Released: June 2
With three decades of chart smashes under her belt, Louise revisits a lifetime in pop on her career-spanning ‘Greatest Hits’ collection.
Coinciding with the 30th anniversary of Eternal’s 1993 debut, the singer – who enjoyed two years of global success with the band before breaking away and launching her solo career in 1995 – brings together highlights from both careers to mark her latest milestone.
Sequenced in reverse chronology, the album opens with recent radio hit Super Magic; a collaboration with songwriter and producer Steve Anderson that harks back to mid-eighties and wouldn’t sound out of place on any of Five Star’s classic LPs.

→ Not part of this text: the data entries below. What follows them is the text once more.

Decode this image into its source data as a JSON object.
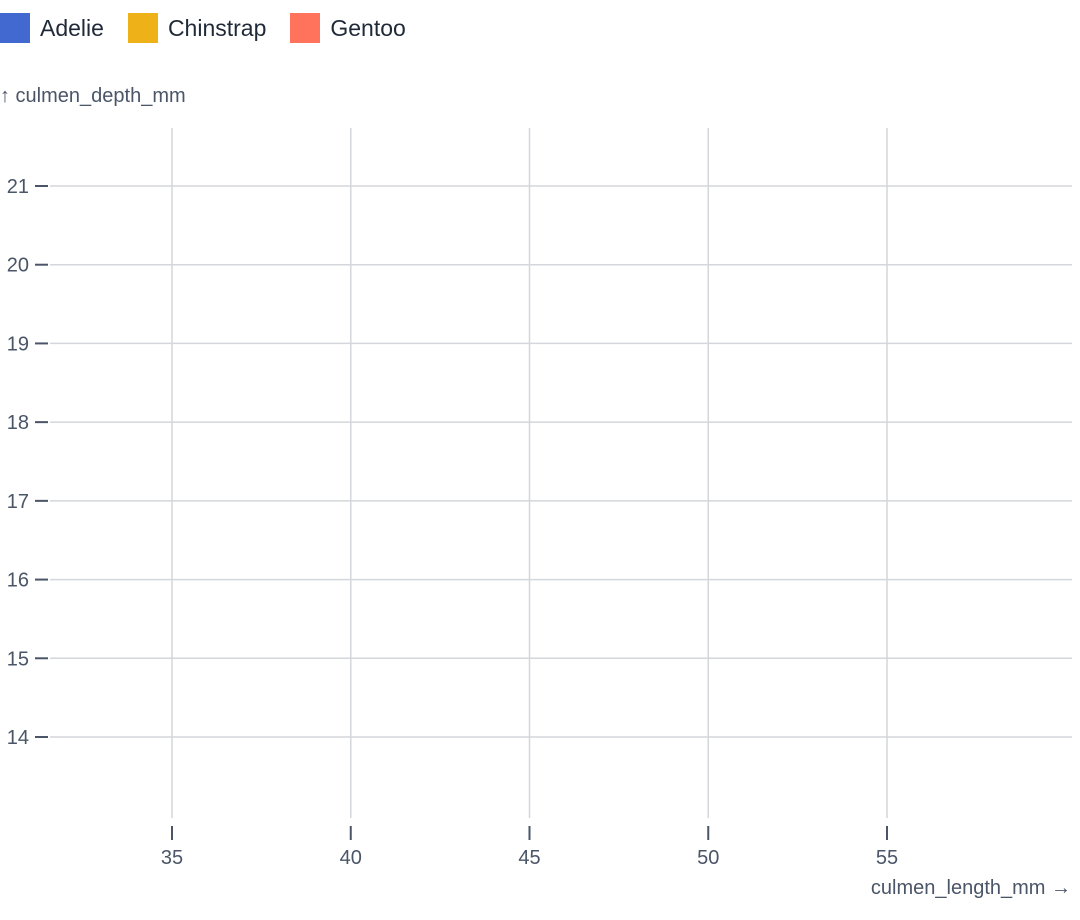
{
  "chart_data": {
    "type": "scatter",
    "legend": [
      {
        "name": "Adelie",
        "color": "#4269d0"
      },
      {
        "name": "Chinstrap",
        "color": "#efb118"
      },
      {
        "name": "Gentoo",
        "color": "#ff725c"
      }
    ],
    "xlabel": "culmen_length_mm →",
    "ylabel": "↑ culmen_depth_mm",
    "xlim": [
      32.3,
      59.9
    ],
    "ylim": [
      12.9,
      21.75
    ],
    "xticks": [
      35,
      40,
      45,
      50,
      55
    ],
    "yticks": [
      14,
      15,
      16,
      17,
      18,
      19,
      20,
      21
    ],
    "grid": true,
    "series": [
      {
        "name": "Adelie",
        "x": [],
        "y": []
      },
      {
        "name": "Chinstrap",
        "x": [],
        "y": []
      },
      {
        "name": "Gentoo",
        "x": [],
        "y": []
      }
    ]
  }
}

Covering gospel (High Hopes), reggaeton (Right Now) and funk (Feel), the original material spans the breadth of Louise’s catalogue, touching on numerous reference points from across her four solo albums while showcasing her ageless vocals.
It’s commonplace for artists to sequence this kind of release from past to present – with additional tracks tacked on to the end – but Louise’s ‘Greatest Hits’ does the opposite and emphasises the strength of her more recent material from 2020 comeback ‘Heavy Love’, before segueing through Top 10 classics like 2 Faced, Let’s Go Round Again, Arms Around The World and Naked.
Aligning nicely with current chart trends that are increasingly leaning into the sounds of decades gone by, Louise’s classics hold up today and conjure memories of a treasured era in British pop, while a series of reimagined recordings of her own hits and songs from the Eternal songbook offer an alternative perspective, via the lens of 2023, and introduce her material to a new generation.
Of the new versions, her takes on the group’s debut Stay and Just A Step From Heaven prove she was always destined to be front and centre, while Naked gets a slick electronic makeover and In Walked Love is reworked as an all-out dance track that might soon trade places as the definitive version.
Closing the double disc set is a cover of Janet Jackson’s Together Again that, at first listen, adds little to the overall ‘Greatest Hits’, but given Louise’s admiration for the superstar, feels oddly fitting as her own little celebration of a Lewisham girl’s fulfilment of a long-held dream to make it as a pop star and a thank you to the fans who’ve supported her along the way.
Thirty years in the music business is no mean feat, but whether it’s her impeccable nineties chart run or surprise comeback after almost two decades away, ‘Greatest Hits’ is just further proof that Louise is one of the UK’s most enduring pop stars.
‘Greatest Hits’ is out June 2 via BMG/Tag8.